5 avr. 2019

Ne pas abandonner la métaphysique aux pensées des « origines » : s’il ne la présente jamais dans ces termes, c’est bien comme telle qu’apparaît l’intention qui guide l’œuvre de Giorgio Agamben, alors qu’il se retourne sur elle dans cette discussion rétrospective de son sens. L’enjeu, c’est que les monothéismes dogmatiques comme les idéologies séculières (nazisme, marxisme, capitalisme…) découlent tous de conceptions du monde qui enracinent la réalité présente et sensible dans une « origine » et un « principe » (archè), eux-mêmes renvoyés dans un au-delà chimérique : Dieu et l’Eden, la race pure, l’état de nature… Tous fantasment, en écho à ces débuts mythiques, des fins individuelles et collectives, toujours reportées car tout aussi irréalisables. Pourtant, l’histoire collective et nos mémoires singulières nous rappellent sans cesse à quel point les efforts déployés en vain pour accomplir malgré tout ces fins se révèlent inexorablement destructeurs de toute politique, et de tout bonheur. A ce titre, les métaphysiques des origines sont les principes d’une « barbarie » aux multiples visages, à laquelle seule la philosophie semble en mesure de s’affronter.

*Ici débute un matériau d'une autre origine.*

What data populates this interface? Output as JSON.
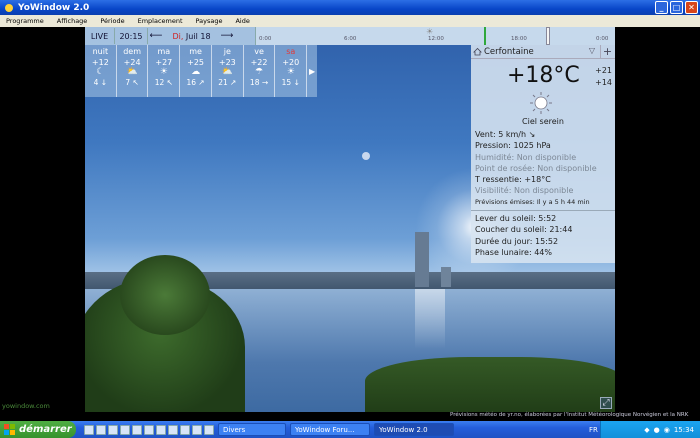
{
  "window": {
    "title": "YoWindow 2.0"
  },
  "menu": [
    "Programme",
    "Affichage",
    "Période",
    "Emplacement",
    "Paysage",
    "Aide"
  ],
  "topbar": {
    "live": "LIVE",
    "time": "20:15",
    "prev": "⟵",
    "date_day": "Di,",
    "date_rest": " Juil 18",
    "next": "⟶",
    "timeline_labels": [
      "0:00",
      "6:00",
      "12:00",
      "18:00",
      "0:00"
    ]
  },
  "forecast": [
    {
      "name": "nuit",
      "temp": "+12",
      "icon": "moon-icon",
      "glyph": "☾",
      "wind": "4 ↓",
      "weekend": false
    },
    {
      "name": "dem",
      "temp": "+24",
      "icon": "partly-cloudy-icon",
      "glyph": "⛅",
      "wind": "7 ↖",
      "weekend": false
    },
    {
      "name": "ma",
      "temp": "+27",
      "icon": "sun-icon",
      "glyph": "☀",
      "wind": "12 ↖",
      "weekend": false
    },
    {
      "name": "me",
      "temp": "+25",
      "icon": "cloud-icon",
      "glyph": "☁",
      "wind": "16 ↗",
      "weekend": false
    },
    {
      "name": "je",
      "temp": "+23",
      "icon": "partly-cloudy-icon",
      "glyph": "⛅",
      "wind": "21 ↗",
      "weekend": false
    },
    {
      "name": "ve",
      "temp": "+22",
      "icon": "rain-cloud-icon",
      "glyph": "☂",
      "wind": "18 →",
      "weekend": false
    },
    {
      "name": "sa",
      "temp": "+20",
      "icon": "sun-icon",
      "glyph": "☀",
      "wind": "15 ↓",
      "weekend": true
    }
  ],
  "panel": {
    "location": "Cerfontaine",
    "temp": "+18°C",
    "high": "+21",
    "low": "+14",
    "sky": "Ciel serein",
    "wind": "Vent:  5 km/h  ↘",
    "pressure": "Pression:  1025 hPa",
    "humidity": "Humidité:  Non disponible",
    "dewpoint": "Point de rosée:  Non disponible",
    "feels": "T ressentie:  +18°C",
    "visibility": "Visibilité:  Non disponible",
    "issued": "Prévisions émises:  Il y a 5 h 44 min",
    "sunrise": "Lever du soleil:   5:52",
    "sunset": "Coucher du soleil:   21:44",
    "daylength": "Durée du jour:   15:52",
    "moon": "Phase lunaire:   44%"
  },
  "credit": "yowindow.com",
  "credits_bar": "Prévisions météo de  yr.no, élaborées par l'Institut Météorologique Norvégien et la NRK",
  "taskbar": {
    "start": "démarrer",
    "tasks": [
      "Divers",
      "YoWindow Foru...",
      "YoWindow 2.0"
    ],
    "lang": "FR",
    "clock": "15:34"
  }
}
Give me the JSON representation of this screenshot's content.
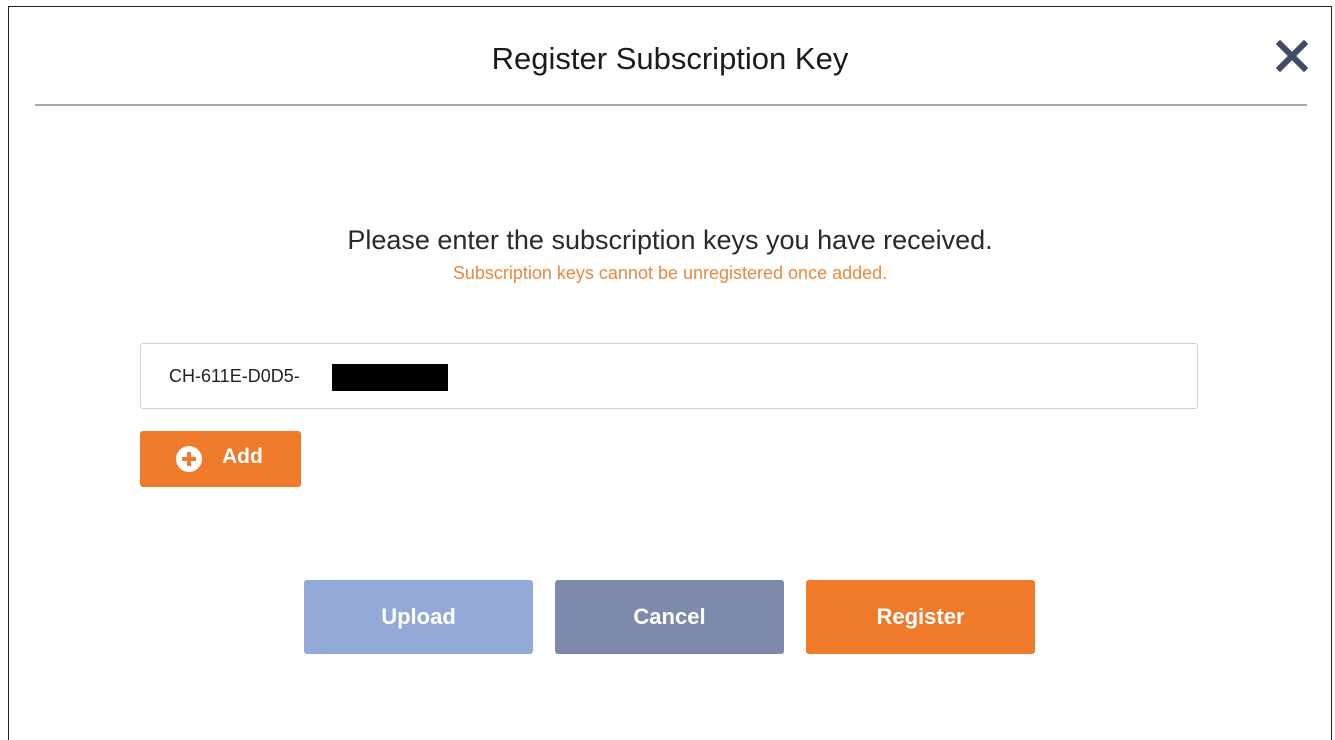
{
  "dialog": {
    "title": "Register Subscription Key",
    "prompt": "Please enter the subscription keys you have received.",
    "warning": "Subscription keys cannot be unregistered once added."
  },
  "key_input": {
    "value": "CH-611E-D0D5-"
  },
  "add_button": {
    "label": "Add",
    "icon": "plus-circle-icon"
  },
  "actions": {
    "upload_label": "Upload",
    "cancel_label": "Cancel",
    "register_label": "Register"
  },
  "icons": {
    "close": "close-icon"
  },
  "colors": {
    "accent": "#ee7a2a",
    "warning_text": "#e8893e",
    "upload_button": "#93a9d8",
    "cancel_button": "#7d8aab",
    "close_icon": "#3f4a66"
  }
}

Qu’est-ce, alors, que la philosophie, demande Agamben après Deleuze, Arendt et d’autres ? Affaire des « sophoi » contre les « barbaroi », l’« amour de la sagesse » est d’abord un retour à la sagesse grecque, dont les écrits de Platon semblent être les derniers témoins – puisqu’Aristote et la tradition philosophique postérieure en donneront des lectures toujours plus faussées. Contre la pensée d’un « ailleurs » inaccessible, et dont pourtant proviendrait toute chose, c’est aussi un retour sur le monopole de la métaphysique détenu par la théologie. C’est une régression à travers les textes fondateurs du christianisme pour y retrouver les traces d’une vérité de l’existence, oubliée ou distordue par la spéculation théologico-philosophique postérieure. Dans un cas comme dans l’autre, il s’agit de parcourir en sens inverse les sentiers creusés par l’histoire de la pensée, en visant l’amont de toutes les traditions intellectuelles – physique, logique, politique, sciences humaines… – pour reposer la question fondamentale dont toutes dépendent : Qu’est-ce que l’homme ? C’est-à-dire, qu’est-ce que le « propre » de l’homme, mais aussi l’« impropre » que sa singularité lui dissimule ? En somme, pour Agamben, philosopher, c’est rechercher dans l’aube de l’histoire de la pensée une compréhension authentique de l’être (être homme, être dans le monde…) ; c’est exhumer une connaissance renouvelée de l’être (ou « ontologie ») à même de de-stituer des conceptions perverses, in-stituées au gré des altérations en chaîne qui ponctuent l’itinéraire de la tradition – une accumulation d’héritages sur laquelle se déploie la modernité qu’Agamben n’hésite pas à dénoncer comme une nouvelle barbarie.
Homme : animal parlant
Le propre de l’homme, c’est sa parole. C’est dire qu’il se situe dans un entre deux : entre le monde des choses placées derrière les mots du langage, et l’origine tout aussi insaisissable de ce langage qu’il parle. C’est sur cette base, progressivement réfléchie et objectivée, que la tradition occidentale a pensé l’être de l’homme. Or ce faisant, les contradictions et les points de scission qui traversent l’« être parlant » de l’homme se sont multipliées.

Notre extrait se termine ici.